Un "bidonville à la verticale": amende et prison requis contre deux marchands de sommeil
Huit mille euros d'amende et six mois de prison, pour l'un avec sursis, pour l'autre ferme en raison de précédentes condamnations, ont été requis contre deux propriétaires pour avoir perçu des loyers malgré un arrêté de péril frappant une copropriété dégradée de Marseille, qualifiée de "bidonville à la verticale".
Les deux propriétaires de studios du Gyptis, une ancienne résidence universitaire de 259 logements qui a connu à partir de 2018 une descente aux enfers avant d'être transformée en point de vente de stupéfiants, ont contesté avoir eu connaissance de l'arrêté de mise en sécurité concernant les parties communes signé le 22 février 2022.
Dans cet immeuble, totalement évacué en mars 2023, les fuites d'eau étaient nombreuses en raison de détériorations par des squatteurs et l'installation électrique très dégradée, câbles à nu ou coupe-circuits remplacés par du papier d'aluminium.

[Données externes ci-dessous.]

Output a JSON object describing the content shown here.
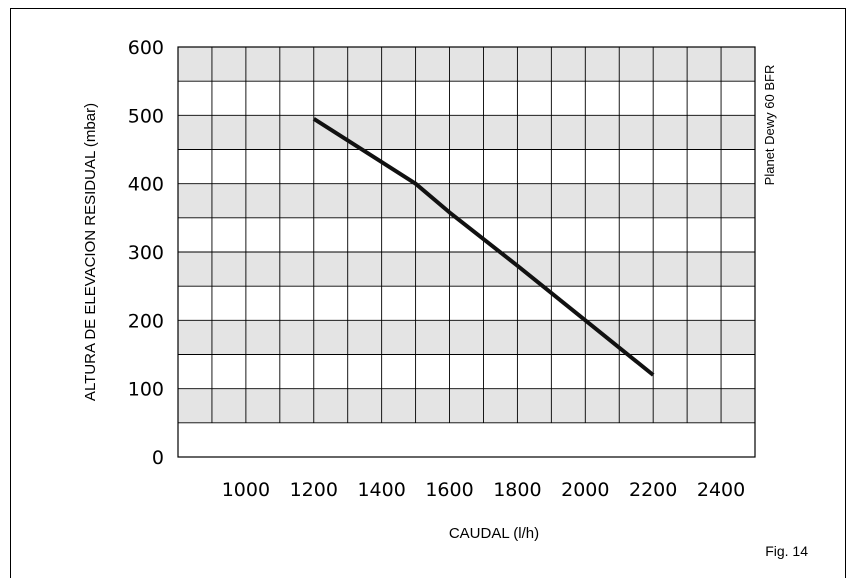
{
  "chart_data": {
    "type": "line",
    "xlabel": "CAUDAL (l/h)",
    "ylabel": "ALTURA DE ELEVACION RESIDUAL (mbar)",
    "series_label": "Planet Dewy 60 BFR",
    "figure_label": "Fig. 14",
    "xlim": [
      800,
      2500
    ],
    "ylim": [
      0,
      600
    ],
    "x_ticks": [
      1000,
      1200,
      1400,
      1600,
      1800,
      2000,
      2200,
      2400
    ],
    "x_tick_labels": [
      "1000",
      "1200",
      "1400",
      "1600",
      "1800",
      "2000",
      "2200",
      "2400"
    ],
    "y_ticks": [
      0,
      100,
      200,
      300,
      400,
      500,
      600
    ],
    "y_tick_labels": [
      "0",
      "100",
      "200",
      "300",
      "400",
      "500",
      "600"
    ],
    "grid": true,
    "series": [
      {
        "name": "Planet Dewy 60 BFR",
        "x": [
          1200,
          1500,
          1600,
          1800,
          2000,
          2200
        ],
        "y": [
          495,
          400,
          358,
          280,
          200,
          120
        ]
      }
    ]
  }
}
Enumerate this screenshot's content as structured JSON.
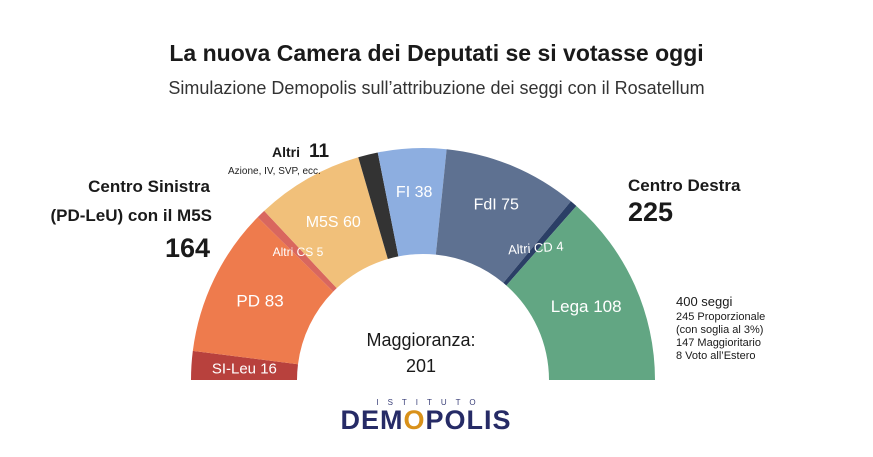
{
  "title": "La nuova Camera dei Deputati se si votasse oggi",
  "subtitle": "Simulazione Demopolis sull’attribuzione dei seggi con il Rosatellum",
  "blocks": {
    "left": {
      "line1": "Centro Sinistra",
      "line2": "(PD-LeU) con il M5S",
      "total": "164"
    },
    "right": {
      "line1": "Centro Destra",
      "total": "225"
    },
    "altri": {
      "label": "Altri",
      "total": "11",
      "note": "Azione, IV, SVP, ecc."
    }
  },
  "majority": {
    "label": "Maggioranza:",
    "value": "201"
  },
  "info": {
    "total": "400 seggi",
    "lines": [
      "245 Proporzionale",
      "(con soglia al 3%)",
      "147 Maggioritario",
      "8 Voto all’Estero"
    ]
  },
  "logo": {
    "top": "ISTITUTO",
    "pre": "DEM",
    "o": "O",
    "post": "POLIS"
  },
  "chart_data": {
    "type": "pie",
    "subtype": "parliament-semicircle",
    "title": "La nuova Camera dei Deputati se si votasse oggi",
    "subtitle": "Simulazione Demopolis sull’attribuzione dei seggi con il Rosatellum",
    "total_seats": 400,
    "segments": [
      {
        "label": "SI-Leu",
        "value": 16,
        "display": "SI-Leu  16",
        "color": "#b8413d",
        "group": "Centro Sinistra"
      },
      {
        "label": "PD",
        "value": 83,
        "display": "PD 83",
        "color": "#ee7b4d",
        "group": "Centro Sinistra"
      },
      {
        "label": "Altri CS",
        "value": 5,
        "display": "Altri CS 5",
        "color": "#d9675e",
        "group": "Centro Sinistra"
      },
      {
        "label": "M5S",
        "value": 60,
        "display": "M5S  60",
        "color": "#f1c07a",
        "group": "Centro Sinistra"
      },
      {
        "label": "Altri",
        "value": 11,
        "display": "",
        "color": "#333333",
        "group": "Altri"
      },
      {
        "label": "FI",
        "value": 38,
        "display": "FI 38",
        "color": "#8daee0",
        "group": "Centro Destra"
      },
      {
        "label": "FdI",
        "value": 75,
        "display": "FdI  75",
        "color": "#5e7191",
        "group": "Centro Destra"
      },
      {
        "label": "Altri CD",
        "value": 4,
        "display": "Altri CD 4",
        "color": "#2b3f66",
        "group": "Centro Destra"
      },
      {
        "label": "Lega",
        "value": 108,
        "display": "Lega  108",
        "color": "#62a683",
        "group": "Centro Destra"
      }
    ]
  }
}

68 interventions des marins-pompiers
La présidente du tribunal correctionnel a évoqué 68 interventions des marins-pompiers sur une courte période, notamment pour 16 incendies. Un propriétaire vivant au Maroc a renvoyé sur le gérant de son studio de 28 m², acheté 29.650 euros en mars 2020, la responsabilité de l'encaissement indu des loyers durant la période couverte par l'arrêté de péril - février à novembre 2022. "Le gérant s'occupe de tout, de A à Z, et le syndic, je ne l'ai jamais vu", a expliqué ce Marocain qui avait acheté ce studio sans même le visiter.
Le représentant de l'agence immobilière, contre laquelle la procureure a réclamé une amende de 15.000 euros, a maintenu n'avoir jamais été informé de l'arrêté, l'exemplaire affiché sur l'immeuble ayant été très vite arraché par les trafiquants. L'autre propriétaire, qui avait acquis deux studios pour 60.000 euros, s'était entendu dire, en juin 2022, par un de ses locataires qu'il ne devait plus percevoir les loyers, mais avait néanmoins délivré une quittance pour le mois de juillet. "J'étais en Algérie, je ne regarde pas mes mails", a-t-il répondu, assurant aussi que l'arrêt du versement d'une partie du loyer par la CAF dès mars 22 ne l'avait pas alerté.
Selon le syndic, les 187 copropriétaires avaient bien été informés de l'interdiction de percevoir les loyers. L'avocat de deux locataires, Me Aurélien Leroux, a réclamé le remboursement des loyers indûment encaissés et 5.000 euros de préjudice moral. La défense a plaidé une relaxe générale. Le jugement sera rendu le 1er juillet.